If there is a 15 dB or more difference between the test-ear air-conduction threshold and the unmasked bone-conduction threshold at the same frequency, then test-ear bone-conduction masking is needed
Because the bones of the adult head are fused at the cranial sutures, it’s generally stated that if you vibrate one bone of the head, you will vibrate them all equally. This means that if you put the bone oscillator on the right mastoid, the vibration goes to both cochleas. Therefore, there is no interaural attenuation in bone-conduction testing. That statement is not completely true. There can be some interaural attenuation for bone conduction, but it’s typically not a lot – usually 10 dB or less. Examine Figure 3-1, the same audiogram shown in the prior chapter, and note that 4000 Hz shows 15 dB of interaural attenuation for bone conduction.
The 2004 American National Standards Institute (ANSI) audiometric calibration standards assume that masking was used when testing bone-conduction hearing. Introducing masking noise to the non-test ear makes the listening task a little harder for a patient – it elevates the test ear threshold slightly relative to the threshold that would be obtained without putting noise in the opposite ear. This is called the central masking effect. It’s a small effect when the contralateral noise is at near-threshold-levels, but it often creates a 5 dB elevation of threshold. The fact that ANSI assumes you are always using contralateral masking means that if you don’t test using contralateral masking, bone-conduction thresholds may well be 5 dB better. (The threshold will not be elevated by the central masking effect.) The person with perfectly normal hearing would have thresholds of -5 dB HL, not 0 dB HL. (Note again, Figure 3-1.) This can create the appearance of minor air-bone gaps. This is one reason that some audiologists advocate masking bone-conduction thresholds routinely.
Another argument for using masking, and for testing bone conduction in each ear, is the definition of a complete hearing test: air- and bone-conduction threshold testing in each ear.

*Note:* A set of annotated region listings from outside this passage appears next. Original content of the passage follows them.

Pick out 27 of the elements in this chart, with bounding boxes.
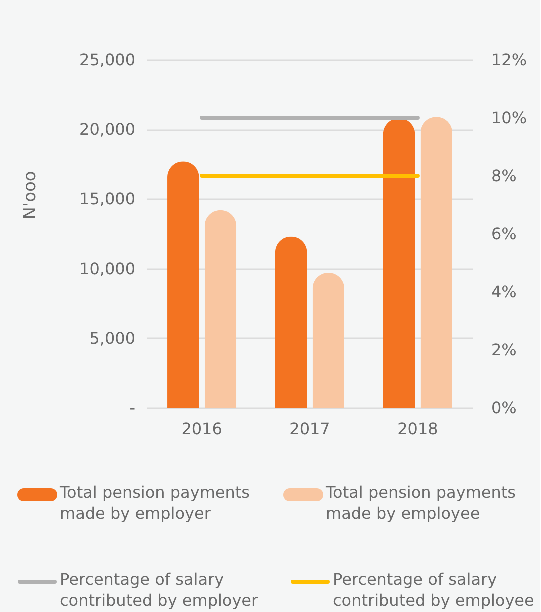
y-tick-label: 25,000 [80, 50, 136, 70]
x-tick-label: 2018 [398, 420, 438, 438]
y-tick-label: 10,000 [80, 259, 136, 278]
y2-tick-label: 10% [492, 108, 528, 128]
y-tick-label: 5,000 [90, 328, 136, 348]
y2-tick-label: 6% [492, 224, 517, 244]
y-axis-title: N'ooo [20, 171, 41, 220]
legend-label: Total pension payments made by employer [59, 483, 250, 523]
x-tick-label: 2016 [182, 420, 222, 438]
y-tick-label: - [130, 398, 136, 418]
bar [383, 118, 416, 408]
x-tick-label: 2017 [290, 420, 330, 438]
y2-tick-label: 8% [492, 166, 517, 186]
legend-label: Percentage of salary contributed by employer [60, 570, 259, 610]
y2-tick-label: 12% [492, 50, 528, 70]
y2-tick-label: 2% [492, 340, 517, 360]
bar [204, 210, 237, 408]
y2-tick-label: 4% [492, 282, 517, 302]
y-tick-label: 15,000 [80, 190, 136, 209]
y-tick-label: 20,000 [80, 120, 136, 140]
bar [275, 236, 308, 408]
bar [420, 117, 452, 408]
bar [168, 162, 200, 408]
bar [312, 272, 345, 408]
legend-label: Percentage of salary contributed by employee [333, 570, 534, 610]
legend-label: Total pension payments made by employee [325, 483, 516, 523]
y2-tick-label: 0% [492, 398, 517, 418]
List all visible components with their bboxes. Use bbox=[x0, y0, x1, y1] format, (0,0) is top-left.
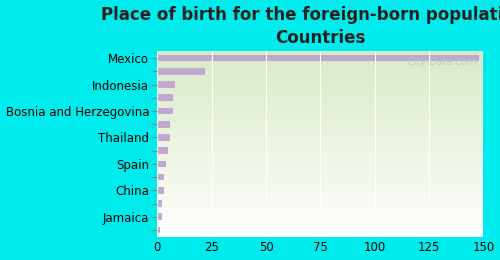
Bar bbox=[158, 68, 205, 75]
Bar bbox=[158, 108, 172, 114]
Bar bbox=[158, 161, 166, 167]
Bar bbox=[158, 94, 172, 101]
Bar bbox=[158, 200, 162, 207]
Bar bbox=[158, 55, 479, 61]
Bar bbox=[158, 147, 168, 154]
Bar bbox=[158, 227, 160, 233]
Bar bbox=[158, 213, 162, 220]
Bar bbox=[158, 187, 164, 194]
Bar bbox=[158, 81, 175, 88]
Bar bbox=[158, 134, 170, 141]
Bar bbox=[158, 121, 170, 127]
Title: Place of birth for the foreign-born population -
Countries: Place of birth for the foreign-born popu… bbox=[102, 5, 500, 47]
Bar bbox=[158, 174, 164, 180]
Text: City-Data.com: City-Data.com bbox=[407, 57, 477, 67]
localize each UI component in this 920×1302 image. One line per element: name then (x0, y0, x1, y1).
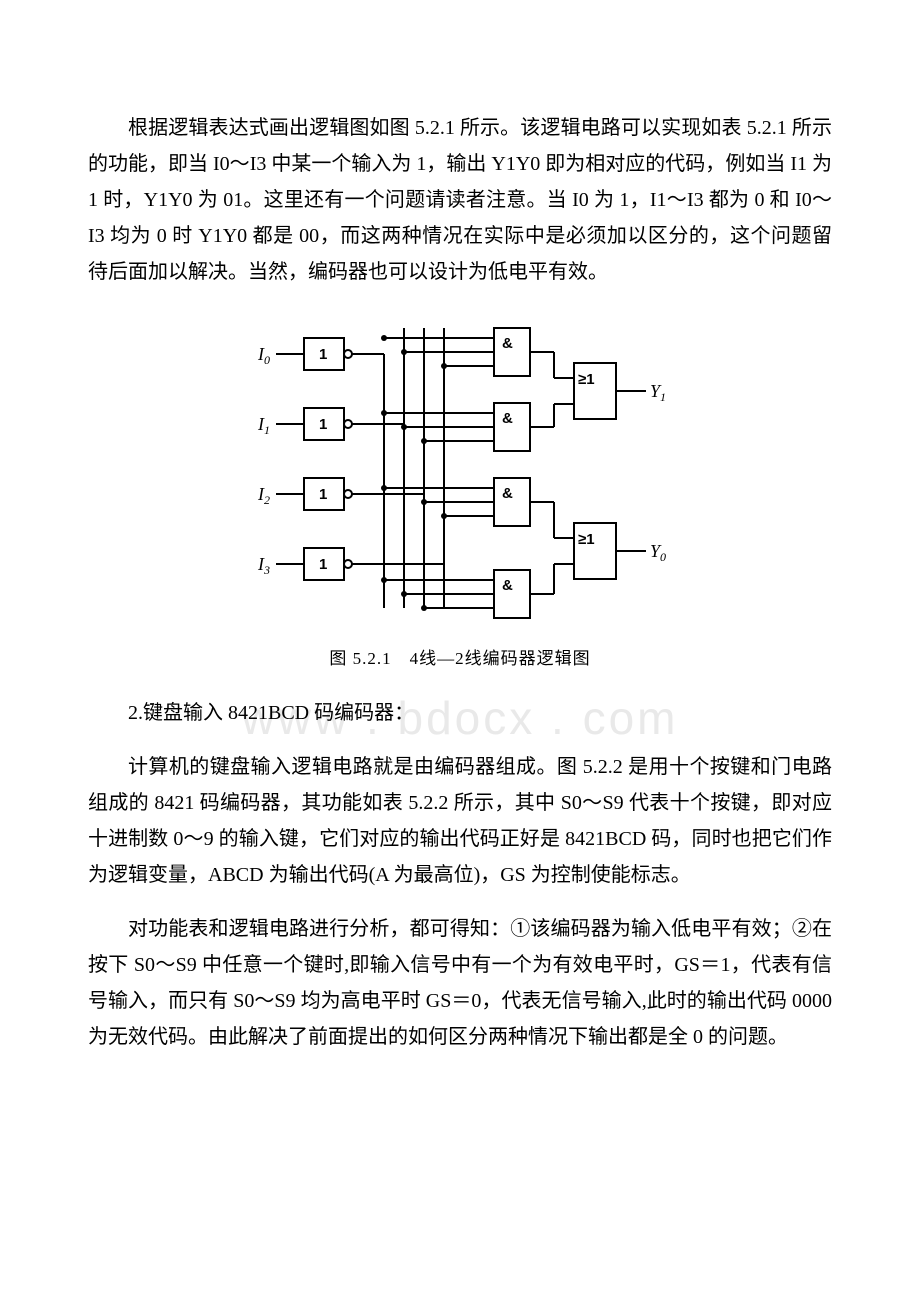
svg-text:≥1: ≥1 (578, 371, 595, 388)
svg-text:&: & (502, 485, 513, 502)
paragraph-1: 根据逻辑表达式画出逻辑图如图 5.2.1 所示。该逻辑电路可以实现如表 5.2.… (88, 110, 832, 290)
svg-text:I0: I0 (257, 344, 270, 367)
svg-text:Y1: Y1 (650, 381, 666, 404)
paragraph-3: 计算机的键盘输入逻辑电路就是由编码器组成。图 5.2.2 是用十个按键和门电路组… (88, 749, 832, 893)
logic-diagram: I0 I1 I2 I3 1 1 1 1 (88, 308, 832, 675)
svg-text:1: 1 (319, 416, 327, 433)
svg-text:≥1: ≥1 (578, 531, 595, 548)
svg-text:1: 1 (319, 486, 327, 503)
svg-text:Y0: Y0 (650, 541, 666, 564)
paragraph-4: 对功能表和逻辑电路进行分析，都可得知：①该编码器为输入低电平有效；②在按下 S0… (88, 911, 832, 1055)
svg-text:1: 1 (319, 556, 327, 573)
paragraph-2: 2.键盘输入 8421BCD 码编码器： (88, 695, 832, 731)
svg-text:I3: I3 (257, 554, 270, 577)
svg-text:I1: I1 (257, 414, 270, 437)
svg-text:&: & (502, 335, 513, 352)
svg-text:&: & (502, 577, 513, 594)
figure-caption: 图 5.2.1 4线—2线编码器逻辑图 (88, 644, 832, 675)
svg-text:&: & (502, 410, 513, 427)
svg-text:I2: I2 (257, 484, 270, 507)
svg-text:1: 1 (319, 346, 327, 363)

If taken literally, this would require testing each ear’s bone-conduction thresholds, using contralateral masking to ensure that one is indeed testing the ear that one intends to test. However, that means conducting more testing than needed, which is an inconvenience to both the patient and audiologist.
When testing bone-conduction hearing without masking, the sound is of similar intensity at each cochlea since interaural attenuation is ~0 dB. If there is a better hearing ear, then that is the cochlea that detects the signal. I’m assuming you know the definition of conductive involvement: an air-bone gap of 15 dB or more. (If not, you’re not ready to study masking.) If the unmasked bone-conduction test results rule out conductive involvement, then no further testing is needed. If there is a possibility of conductive loss, then we need to know whether the air-bone gaps are unilateral or bilateral.
Examine Figure 3-2. The loss is bilateral and symmetrical. No information would be gained by testing the left ear by bone-conduction. It cannot be significantly better than the unmasked right ear thresholds, since bone-conduction interaural attenuation is usually 0 dB and seldom more than 10 dB. Bone-conduction masking is not needed
In contrast, Figure 3-3 shows a case where bone-conduction masking is needed. There may be air-bone gaps for both the right and left ears.
The rule for when to mask is “if you need to determine if there is truly a conductive hearing loss, if you aren’t sure which cochlea is responding and it matters, then mask.” We can make the rule even more specific – mask if there is any possibility there could be a 15 dB or more air-bone gap. Because it is traditional to start testing bone-conduction without masking, the findings as shown in Figure 3-3 are typical. We don’t yet know if there is or is not an air-bone gap without having yet masked, so we can also say if there is a 15 dB or more difference between an air-conduction threshold and the unmasked bone-conduction threshold, then use contralateral masking.
If there is a 15 dB or more difference between an air-conduction threshold and the unmasked bone-conduction threshold at the same frequency, then use contralateral masking.